Doña Lorenza, distraite, silencieuse, laissait dire le hardi cavalier, ravie de retrouver dans les sentimens qu’il exprimait un vague écho des longues causeries qu’elle échangeait avec son mari lorsque celui-ci, la nuit venue, s’asseyait à ses pieds pour attendre l’heure du repos. La créole était satisfaite de sa journée; elle avait réussi, sans qu’on pût l’accuser d’avoir failli aux lois de l’hospitalité, à humilier plusieurs fois l’étrangère. doña Lorenza, tandis qu’Albert, encouragé par son mutisme, s’enhardissait peu à peu dans ses propos, songeait à son mari, dont elle avait vu le regard, plein d’une sollicitude inquiète, la suivre dans ses courses périlleuses.

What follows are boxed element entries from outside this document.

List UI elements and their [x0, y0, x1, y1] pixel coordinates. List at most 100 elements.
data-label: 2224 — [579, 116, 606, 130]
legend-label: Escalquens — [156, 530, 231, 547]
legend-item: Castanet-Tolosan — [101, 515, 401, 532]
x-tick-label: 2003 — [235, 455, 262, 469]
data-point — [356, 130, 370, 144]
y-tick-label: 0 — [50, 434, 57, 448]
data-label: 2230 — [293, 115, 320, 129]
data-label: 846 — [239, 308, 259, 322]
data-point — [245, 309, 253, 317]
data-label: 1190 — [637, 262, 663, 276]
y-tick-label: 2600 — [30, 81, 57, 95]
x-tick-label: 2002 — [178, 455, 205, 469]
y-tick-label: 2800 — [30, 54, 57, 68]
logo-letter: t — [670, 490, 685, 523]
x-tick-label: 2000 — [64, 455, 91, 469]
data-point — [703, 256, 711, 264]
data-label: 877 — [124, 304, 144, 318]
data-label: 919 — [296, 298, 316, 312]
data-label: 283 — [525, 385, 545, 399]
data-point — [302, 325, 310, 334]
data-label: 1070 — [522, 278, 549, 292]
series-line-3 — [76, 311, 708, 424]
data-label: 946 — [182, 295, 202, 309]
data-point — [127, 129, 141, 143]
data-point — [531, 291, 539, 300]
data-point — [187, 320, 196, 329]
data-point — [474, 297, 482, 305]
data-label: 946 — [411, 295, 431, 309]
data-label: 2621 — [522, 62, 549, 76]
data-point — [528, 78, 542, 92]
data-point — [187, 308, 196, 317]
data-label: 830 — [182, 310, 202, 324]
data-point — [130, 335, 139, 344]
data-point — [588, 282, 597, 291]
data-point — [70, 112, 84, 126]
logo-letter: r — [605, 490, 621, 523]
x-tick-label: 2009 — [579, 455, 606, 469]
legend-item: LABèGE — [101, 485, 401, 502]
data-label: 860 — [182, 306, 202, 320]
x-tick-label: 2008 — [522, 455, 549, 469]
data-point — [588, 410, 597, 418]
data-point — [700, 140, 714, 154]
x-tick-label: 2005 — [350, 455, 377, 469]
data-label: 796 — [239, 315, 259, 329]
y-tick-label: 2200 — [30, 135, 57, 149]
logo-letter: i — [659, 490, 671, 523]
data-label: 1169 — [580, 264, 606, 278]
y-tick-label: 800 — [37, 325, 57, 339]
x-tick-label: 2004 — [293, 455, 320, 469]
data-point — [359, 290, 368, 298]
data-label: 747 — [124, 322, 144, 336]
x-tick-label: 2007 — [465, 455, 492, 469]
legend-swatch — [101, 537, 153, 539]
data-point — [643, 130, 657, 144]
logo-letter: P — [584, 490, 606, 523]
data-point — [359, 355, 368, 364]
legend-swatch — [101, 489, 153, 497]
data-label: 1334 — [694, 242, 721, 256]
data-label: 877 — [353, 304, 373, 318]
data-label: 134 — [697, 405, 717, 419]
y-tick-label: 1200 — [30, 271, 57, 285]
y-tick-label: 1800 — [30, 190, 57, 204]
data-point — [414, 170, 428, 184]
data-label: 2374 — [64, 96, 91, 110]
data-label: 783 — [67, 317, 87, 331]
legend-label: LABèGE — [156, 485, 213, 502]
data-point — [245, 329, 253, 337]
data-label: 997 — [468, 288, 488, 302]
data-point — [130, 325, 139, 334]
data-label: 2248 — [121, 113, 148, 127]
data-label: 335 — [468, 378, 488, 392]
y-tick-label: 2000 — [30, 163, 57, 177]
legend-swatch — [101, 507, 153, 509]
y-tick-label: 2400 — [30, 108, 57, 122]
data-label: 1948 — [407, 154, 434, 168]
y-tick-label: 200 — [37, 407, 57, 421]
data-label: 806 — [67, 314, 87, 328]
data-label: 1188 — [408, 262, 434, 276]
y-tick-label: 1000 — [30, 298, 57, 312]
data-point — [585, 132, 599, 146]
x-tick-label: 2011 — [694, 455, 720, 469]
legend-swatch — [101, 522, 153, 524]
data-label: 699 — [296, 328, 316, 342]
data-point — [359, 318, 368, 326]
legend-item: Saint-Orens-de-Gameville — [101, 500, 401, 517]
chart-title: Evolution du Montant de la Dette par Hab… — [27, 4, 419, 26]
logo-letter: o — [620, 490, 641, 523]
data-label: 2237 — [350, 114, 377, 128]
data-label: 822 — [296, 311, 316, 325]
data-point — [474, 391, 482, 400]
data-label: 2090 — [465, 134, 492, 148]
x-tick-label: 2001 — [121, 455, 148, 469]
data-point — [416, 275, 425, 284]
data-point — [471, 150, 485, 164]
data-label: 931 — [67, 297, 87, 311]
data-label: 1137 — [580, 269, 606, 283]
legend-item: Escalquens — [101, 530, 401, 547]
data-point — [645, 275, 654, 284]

Quant à la cantatrice, elle n’eût point été femme, si son âme n’eût débordé d’un amer dépit; froissée, elle se considérait comme une victime traîtreusement attirée dans un piège. Depuis son arrivée au Mexique, elle vivait entourée d’un cercle d’adorateurs soumis, et voilà qu’elle se voyait soudain reléguée au second rang, même par ses compatriotes. Elle traitait doña Lorenza de sauvagesse; mais au fond elle sentait là une rivale implacable et redoutable, à laquelle elle ne pouvait pardonner les distractions visibles d’Albert.

Lorsqu’on atteignit l’habitation, de grands feux allumés éclairaient la petite vallée. On gagna la pelouse, où une table abondamment servie attendait les promeneurs. Vers neuf heures, la cantatrice voulut se retirer, et s’établit dans le palanquin de doña Lorenza. Les deux femmes se touchèrent simplement la main, et le regard ardent de la créole vint en quelque sorte se heurter contre le regard morne et froid de la cantatrice. Don Luis parut en selle, et marcha en avant pour reconduire ses hôtes jusqu’aux limites de son domaine, courtoisie dont l’étiquette lui faisait une loi.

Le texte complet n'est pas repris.